Rotating AWS GovCloud secrets after repo disclosure

Rotating AWS GovCloud secrets after repo disclosure

AWS GovCloud credential leakage gets messy fast when secrets sit in a public repository and contractor access sits outside normal control paths. Once a key has landed in GitHub public repositories, the clock starts on two fronts: revocation and discovery of every copy already made. Secret scanning only helps if it is turned on, monitored, and tied to a response that moves faster than the leak spreads.

Triage the disclosure before you touch rotation

Start by establishing what is actually exposed. A repository that holds plaintext credentials, commit history, or copied configuration files needs the same treatment as a live credential dump, not a tidy code mistake. If GitHub built-in secret protection was disabled, assume the repo was being used as a scratchpad rather than a controlled work area.

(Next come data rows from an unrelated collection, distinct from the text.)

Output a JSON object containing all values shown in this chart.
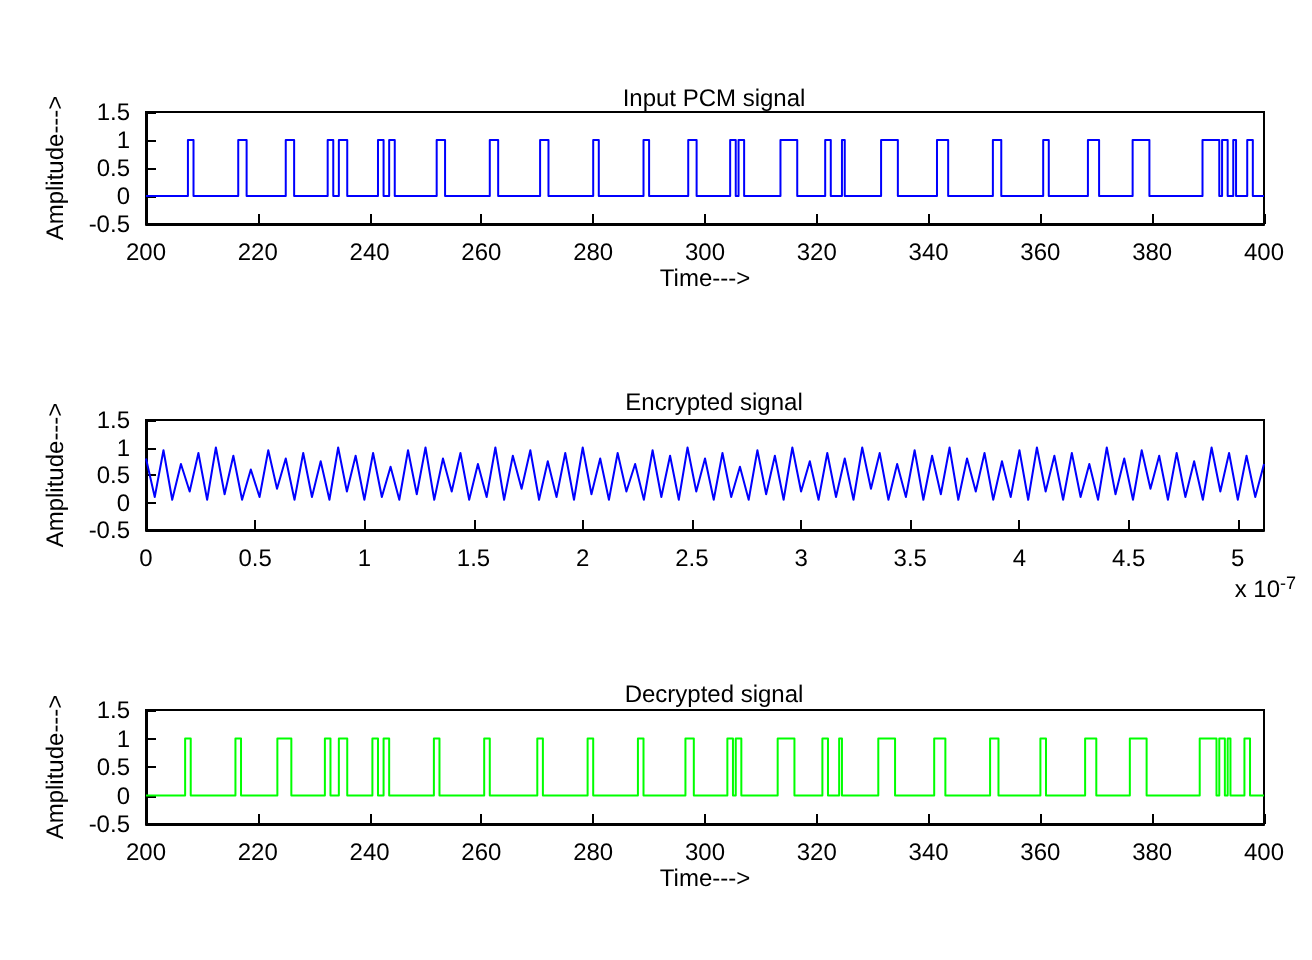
{
  "chart_data": [
    {
      "type": "step",
      "title": "Input PCM signal",
      "xlabel": "Time--->",
      "ylabel": "Amplitude--->",
      "xlim": [
        200,
        400
      ],
      "xticks": [
        200,
        220,
        240,
        260,
        280,
        300,
        320,
        340,
        360,
        380,
        400
      ],
      "ylim": [
        -0.5,
        1.5
      ],
      "yticks": [
        -0.5,
        0,
        0.5,
        1,
        1.5
      ],
      "series": [
        {
          "color": "#0000ff",
          "x": [
            200,
            207.5,
            208.5,
            216.5,
            218,
            225,
            226.5,
            232.5,
            233.5,
            234.5,
            236,
            241.5,
            242.5,
            243.5,
            244.5,
            252,
            253.5,
            261.5,
            263,
            270.5,
            272,
            280,
            281,
            289,
            290,
            297,
            298.5,
            304.5,
            305.5,
            306,
            307,
            313.5,
            316.5,
            321.5,
            322.5,
            324.5,
            325,
            331.5,
            334.5,
            341.5,
            343.5,
            351.5,
            353,
            360.5,
            361.5,
            368.5,
            370.5,
            376.5,
            379.5,
            389,
            392,
            392.5,
            393.5,
            394.5,
            395,
            397,
            398,
            400
          ],
          "values": [
            0,
            1,
            0,
            1,
            0,
            1,
            0,
            1,
            0,
            1,
            0,
            1,
            0,
            1,
            0,
            1,
            0,
            1,
            0,
            1,
            0,
            1,
            0,
            1,
            0,
            1,
            0,
            1,
            0,
            1,
            0,
            1,
            0,
            1,
            0,
            1,
            0,
            1,
            0,
            1,
            0,
            1,
            0,
            1,
            0,
            1,
            0,
            1,
            0,
            1,
            0,
            1,
            0,
            1,
            0,
            1,
            0,
            0
          ]
        }
      ]
    },
    {
      "type": "line",
      "title": "Encrypted signal",
      "ylabel": "Amplitude--->",
      "annotations": [
        "x 10$^{-7}$"
      ],
      "xlim": [
        0,
        5.12
      ],
      "xticks": [
        0,
        0.5,
        1,
        1.5,
        2,
        2.5,
        3,
        3.5,
        4,
        4.5,
        5
      ],
      "ylim": [
        -0.5,
        1.5
      ],
      "yticks": [
        -0.5,
        0,
        0.5,
        1,
        1.5
      ],
      "series": [
        {
          "color": "#0000ff",
          "x": [
            0,
            0.04,
            0.08,
            0.12,
            0.16,
            0.2,
            0.24,
            0.28,
            0.32,
            0.36,
            0.4,
            0.44,
            0.48,
            0.52,
            0.56,
            0.6,
            0.64,
            0.68,
            0.72,
            0.76,
            0.8,
            0.84,
            0.88,
            0.92,
            0.96,
            1,
            1.04,
            1.08,
            1.12,
            1.16,
            1.2,
            1.24,
            1.28,
            1.32,
            1.36,
            1.4,
            1.44,
            1.48,
            1.52,
            1.56,
            1.6,
            1.64,
            1.68,
            1.72,
            1.76,
            1.8,
            1.84,
            1.88,
            1.92,
            1.96,
            2,
            2.04,
            2.08,
            2.12,
            2.16,
            2.2,
            2.24,
            2.28,
            2.32,
            2.36,
            2.4,
            2.44,
            2.48,
            2.52,
            2.56,
            2.6,
            2.64,
            2.68,
            2.72,
            2.76,
            2.8,
            2.84,
            2.88,
            2.92,
            2.96,
            3,
            3.04,
            3.08,
            3.12,
            3.16,
            3.2,
            3.24,
            3.28,
            3.32,
            3.36,
            3.4,
            3.44,
            3.48,
            3.52,
            3.56,
            3.6,
            3.64,
            3.68,
            3.72,
            3.76,
            3.8,
            3.84,
            3.88,
            3.92,
            3.96,
            4,
            4.04,
            4.08,
            4.12,
            4.16,
            4.2,
            4.24,
            4.28,
            4.32,
            4.36,
            4.4,
            4.44,
            4.48,
            4.52,
            4.56,
            4.6,
            4.64,
            4.68,
            4.72,
            4.76,
            4.8,
            4.84,
            4.88,
            4.92,
            4.96,
            5,
            5.04,
            5.08,
            5.12
          ],
          "values": [
            0.8,
            0.1,
            0.95,
            0.05,
            0.7,
            0.2,
            0.9,
            0.05,
            1,
            0.15,
            0.85,
            0.05,
            0.6,
            0.1,
            0.95,
            0.25,
            0.8,
            0.05,
            0.9,
            0.1,
            0.75,
            0.05,
            1,
            0.2,
            0.85,
            0.05,
            0.9,
            0.1,
            0.65,
            0.05,
            0.95,
            0.15,
            1,
            0.05,
            0.8,
            0.2,
            0.9,
            0.05,
            0.7,
            0.1,
            1,
            0.05,
            0.85,
            0.25,
            0.95,
            0.05,
            0.75,
            0.1,
            0.9,
            0.05,
            1,
            0.15,
            0.8,
            0.05,
            0.9,
            0.2,
            0.7,
            0.05,
            0.95,
            0.1,
            0.85,
            0.05,
            1,
            0.2,
            0.8,
            0.05,
            0.9,
            0.1,
            0.65,
            0.05,
            0.95,
            0.15,
            0.85,
            0.05,
            1,
            0.2,
            0.75,
            0.05,
            0.9,
            0.1,
            0.8,
            0.05,
            1,
            0.25,
            0.9,
            0.05,
            0.7,
            0.1,
            0.95,
            0.05,
            0.85,
            0.15,
            1,
            0.05,
            0.8,
            0.2,
            0.9,
            0.05,
            0.75,
            0.1,
            0.95,
            0.05,
            1,
            0.2,
            0.85,
            0.05,
            0.9,
            0.1,
            0.7,
            0.05,
            1,
            0.15,
            0.8,
            0.05,
            0.95,
            0.25,
            0.85,
            0.05,
            0.9,
            0.1,
            0.75,
            0.05,
            1,
            0.2,
            0.9,
            0.05,
            0.85,
            0.1,
            0.7
          ]
        }
      ]
    },
    {
      "type": "step",
      "title": "Decrypted signal",
      "xlabel": "Time--->",
      "ylabel": "Amplitude--->",
      "xlim": [
        200,
        400
      ],
      "xticks": [
        200,
        220,
        240,
        260,
        280,
        300,
        320,
        340,
        360,
        380,
        400
      ],
      "ylim": [
        -0.5,
        1.5
      ],
      "yticks": [
        -0.5,
        0,
        0.5,
        1,
        1.5
      ],
      "series": [
        {
          "color": "#00ff00",
          "x": [
            200,
            207,
            208,
            216,
            217,
            223.5,
            226,
            232,
            233,
            234.5,
            236,
            240.5,
            241.5,
            242.5,
            243.5,
            251.5,
            252.5,
            260.5,
            261.5,
            270,
            271,
            279,
            280,
            288,
            289,
            296.5,
            298,
            304,
            305,
            305.5,
            306.5,
            313,
            316,
            321,
            322,
            324,
            324.5,
            331,
            334,
            341,
            343,
            351,
            352.5,
            360,
            361,
            368,
            370,
            376,
            379,
            388.5,
            391.5,
            392,
            393,
            393.5,
            394,
            396.5,
            397.5,
            400
          ],
          "values": [
            0,
            1,
            0,
            1,
            0,
            1,
            0,
            1,
            0,
            1,
            0,
            1,
            0,
            1,
            0,
            1,
            0,
            1,
            0,
            1,
            0,
            1,
            0,
            1,
            0,
            1,
            0,
            1,
            0,
            1,
            0,
            1,
            0,
            1,
            0,
            1,
            0,
            1,
            0,
            1,
            0,
            1,
            0,
            1,
            0,
            1,
            0,
            1,
            0,
            1,
            0,
            1,
            0,
            1,
            0,
            1,
            0,
            0
          ]
        }
      ]
    }
  ]
}
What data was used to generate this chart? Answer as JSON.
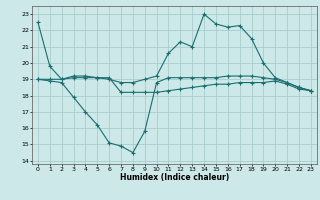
{
  "title": "",
  "xlabel": "Humidex (Indice chaleur)",
  "bg_color": "#cce8e8",
  "grid_color": "#aacccc",
  "line_color": "#1a6e6e",
  "xlim": [
    -0.5,
    23.5
  ],
  "ylim": [
    13.8,
    23.5
  ],
  "yticks": [
    14,
    15,
    16,
    17,
    18,
    19,
    20,
    21,
    22,
    23
  ],
  "xticks": [
    0,
    1,
    2,
    3,
    4,
    5,
    6,
    7,
    8,
    9,
    10,
    11,
    12,
    13,
    14,
    15,
    16,
    17,
    18,
    19,
    20,
    21,
    22,
    23
  ],
  "line1_x": [
    0,
    1,
    2,
    3,
    4,
    5,
    6,
    7,
    8,
    9,
    10,
    11,
    12,
    13,
    14,
    15,
    16,
    17,
    18,
    19,
    20,
    21,
    22,
    23
  ],
  "line1_y": [
    22.5,
    19.8,
    19.0,
    19.2,
    19.2,
    19.1,
    19.0,
    18.8,
    18.8,
    19.0,
    19.2,
    20.6,
    21.3,
    21.0,
    23.0,
    22.4,
    22.2,
    22.3,
    21.5,
    20.0,
    19.1,
    18.8,
    18.5,
    18.3
  ],
  "line2_x": [
    0,
    1,
    2,
    3,
    4,
    5,
    6,
    7,
    8,
    9,
    10,
    11,
    12,
    13,
    14,
    15,
    16,
    17,
    18,
    19,
    20,
    21,
    22,
    23
  ],
  "line2_y": [
    19.0,
    19.0,
    19.0,
    19.1,
    19.1,
    19.1,
    19.1,
    18.2,
    18.2,
    18.2,
    18.2,
    18.3,
    18.4,
    18.5,
    18.6,
    18.7,
    18.7,
    18.8,
    18.8,
    18.8,
    18.9,
    18.7,
    18.4,
    18.3
  ],
  "line3_x": [
    0,
    1,
    2,
    3,
    4,
    5,
    6,
    7,
    8,
    9,
    10,
    11,
    12,
    13,
    14,
    15,
    16,
    17,
    18,
    19,
    20,
    21,
    22,
    23
  ],
  "line3_y": [
    19.0,
    18.9,
    18.8,
    17.9,
    17.0,
    16.2,
    15.1,
    14.9,
    14.5,
    15.8,
    18.8,
    19.1,
    19.1,
    19.1,
    19.1,
    19.1,
    19.2,
    19.2,
    19.2,
    19.1,
    19.0,
    18.8,
    18.5,
    18.3
  ]
}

The first useful question is whether the leak is still limited to one repository or has already been picked up elsewhere. Public GitHub commits and event feeds can surface the same secret in more than one place, sometimes before the original repo is even noticed. That makes early triage a search problem as much as a revocation problem.

Revoke the exposed credentials and chase every dependent path

Credential revocation has to start with the exposed material itself, then move outward to anything that depends on it. Leave an active key in place while you are still checking downstream use and you create a split-brain mess where some services fail and others keep working for whoever found the secret first.

For AWS GovCloud access, key rotation needs to follow the path of least breakage. Rotate the credentials that gate direct access first, then move to anything that uses those credentials for automation, deployment, or cross-system access. If a secret unlocks multiple systems, one old copy is enough to keep the compromise alive.

Check GitHub public repositories and event history for copies

GitHub public repositories are only part of the problem. Public event history can expose commits, file names, and added content that defenders and attackers both watch. A secret that has already been committed can be copied from the event stream even if the repository is deleted later.

Search for every public trace of the same value, including forks, pasted snippets, and archived references. If the exposed item includes an RSA private key or a GitHub App secret, treat it as full account or repository access, not a single-purpose token. In one case, an exposed GitHub App key was enough to threaten repository reads, runner registration, CI/CD interference, and admin changes across an organisation.

Rotate AWS key rotation targets in the order that breaks least

Rotate the least connected secret first only if that buys time without leaving the most powerful credential live. A low-privilege access key tied to one service can be replaced before a wider admin token, but the wider token should not be left untouched just because the replacement is awkward.

The practical order is the one that cuts attacker reach fastest while preserving incident visibility. Remove credentials that give broad access to repository, runner, or deployment systems before touching low-value tokens that exist only to keep a single task running. If you flip the order, the leak can stay useful even after the obvious key has been disabled.

Close the gap that let contractor access bypass controls

This sort of leak usually comes from work data living outside managed storage. A contractor profile, a personal repository, or a local sync path can bypass the visibility that central secret scanning depends on. Once that happens, the organisation loses the main advantage of using a managed platform in the first place.

The fix is not more policy wording. The fix is stopping work secrets from being stored where scanning, audit logs, and access boundaries do not reach them. If contractor access can move secrets into a private workflow and then publish them from a personal account, the control failure sits with the process, not the scanner.

Stop local secret storage from outrunning secret scanning

Secret scanning cannot catch what never passes through the system it watches. Local copies, ad hoc sync repositories, and personal GitHub accounts sit outside the normal controls unless there is a hard rule against using them for operational data.

A sensible boundary is simple: secrets live in managed secret stores or approved automation paths, not in local scratchpads, not in personal repos, and not in commit history waiting to be rediscovered. If developers or contractors need a place for temporary material, that place should not sync to GitHub at all. Once it does, public exposure becomes an operational possibility rather than a hypothetical one.

Lock incident response into a repeatable handoff

Incident response fails when one person notices the leak and another person owns the credentials, while a third person is waiting for approval. A handoff needs to spell out who revokes which secret, who checks GitHub public repositories, and who confirms the leak has stopped spreading.

The handoff also needs a stop condition. If leaked credentials remain active for more than a day, the response has already become slower than the exposure path. That is exactly the sort of delay a public repository rewards, because GitHub event data never sleeps and attackers can watch it without being noticed.